MSI Gaming AMD Ryzen B350
EVGA 500 W1, 80+ WHITE 500W
WD Blue 1TB SATA 6 Gb/s 7200 RPM 64MB Cache 3.5 Inch Desktop Hard Drive
Ballistix Sport LT 8GB Kit (4GBx2) DDR4 2400 MT/s (4 sticks x 4gb)
AMD Ryzen 5 2400G Processor with Radeon RX Vega 11 Graphics
Cooler Master MasterBox Pro 5
Windows 10 Home

Initially I only had 8Gb of ram, and had some major stuttering/frame rate drops in games like League of Legends, Minecraft, Fortnite, Warframe, and whatnot. So thinking ram was the issue, I upgraded with another ram kit now hitting 16gbs. Unfortunately, that did not seem to remedy the problem and I still encounter fps/stuttering problems. Is there a setting I need to change on my computer, bios, etc?
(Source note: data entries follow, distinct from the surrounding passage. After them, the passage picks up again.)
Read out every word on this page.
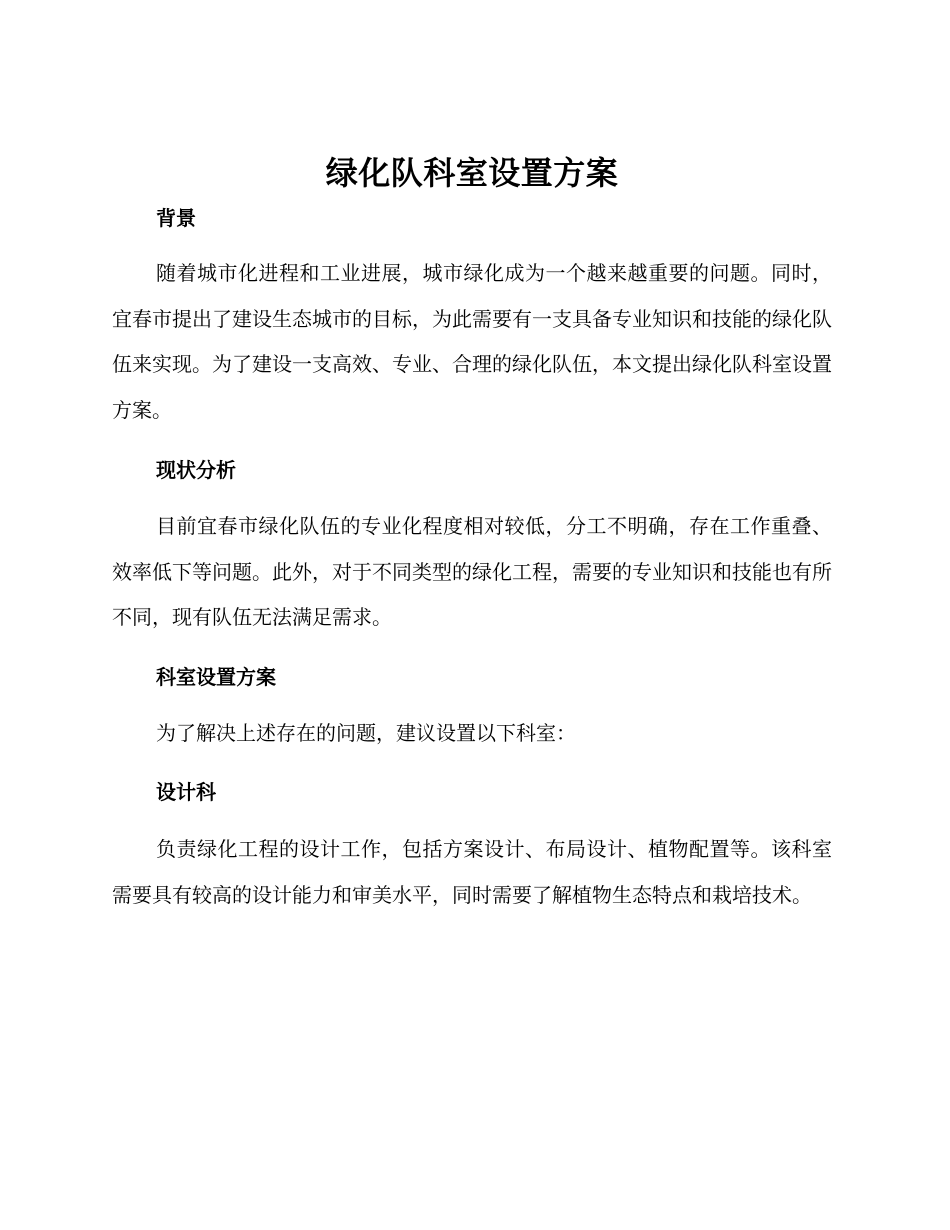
绿化队科室设置方案
背景

随着城市化进程和工业进展，城市绿化成为一个越来越重要的问题。同时，宜春市提出了建设生态城市的目标，为此需要有一支具备专业知识和技能的绿化队伍来实现。为了建设一支高效、专业、合理的绿化队伍，本文提出绿化队科室设置方案。

现状分析

目前宜春市绿化队伍的专业化程度相对较低，分工不明确，存在工作重叠、效率低下等问题。此外，对于不同类型的绿化工程，需要的专业知识和技能也有所不同，现有队伍无法满足需求。

科室设置方案

为了解决上述存在的问题，建议设置以下科室：

设计科

负责绿化工程的设计工作，包括方案设计、布局设计、植物配置等。该科室需要具有较高的设计能力和审美水平，同时需要了解植物生态特点和栽培技术。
All of the settings are pretty much default so I have no idea what I should change in order to fix this, In addition, all of the games listed are being run at low/medium. Would I have to overclock in order to reach stability? I'm pretty new to all of this so any information pertaining PC's and settings are appreciated, as well as constructive criticism.

Thank you for your time.
 
Solution
What caught my eye was in the second to last paragraph above the chart.

Overall seems to be many factors involved including the "big catch"....

Yes you need to look at all the specs and ensure that all components will work well together or otherwise at least configurable to do so.

Performance very likely limited by some "slowest" component.

Resource Monitor may help identify the bottleneck.


What am I looking for..? It just gives me tests, unless you’re saying my specs will only reach their results as max
 
What caught my eye was in the second to last paragraph above the chart.

Overall seems to be many factors involved including the "big catch"....

Yes you need to look at all the specs and ensure that all components will work well together or otherwise at least configurable to do so.

Performance very likely limited by some "slowest" component.

Resource Monitor may help identify the bottleneck.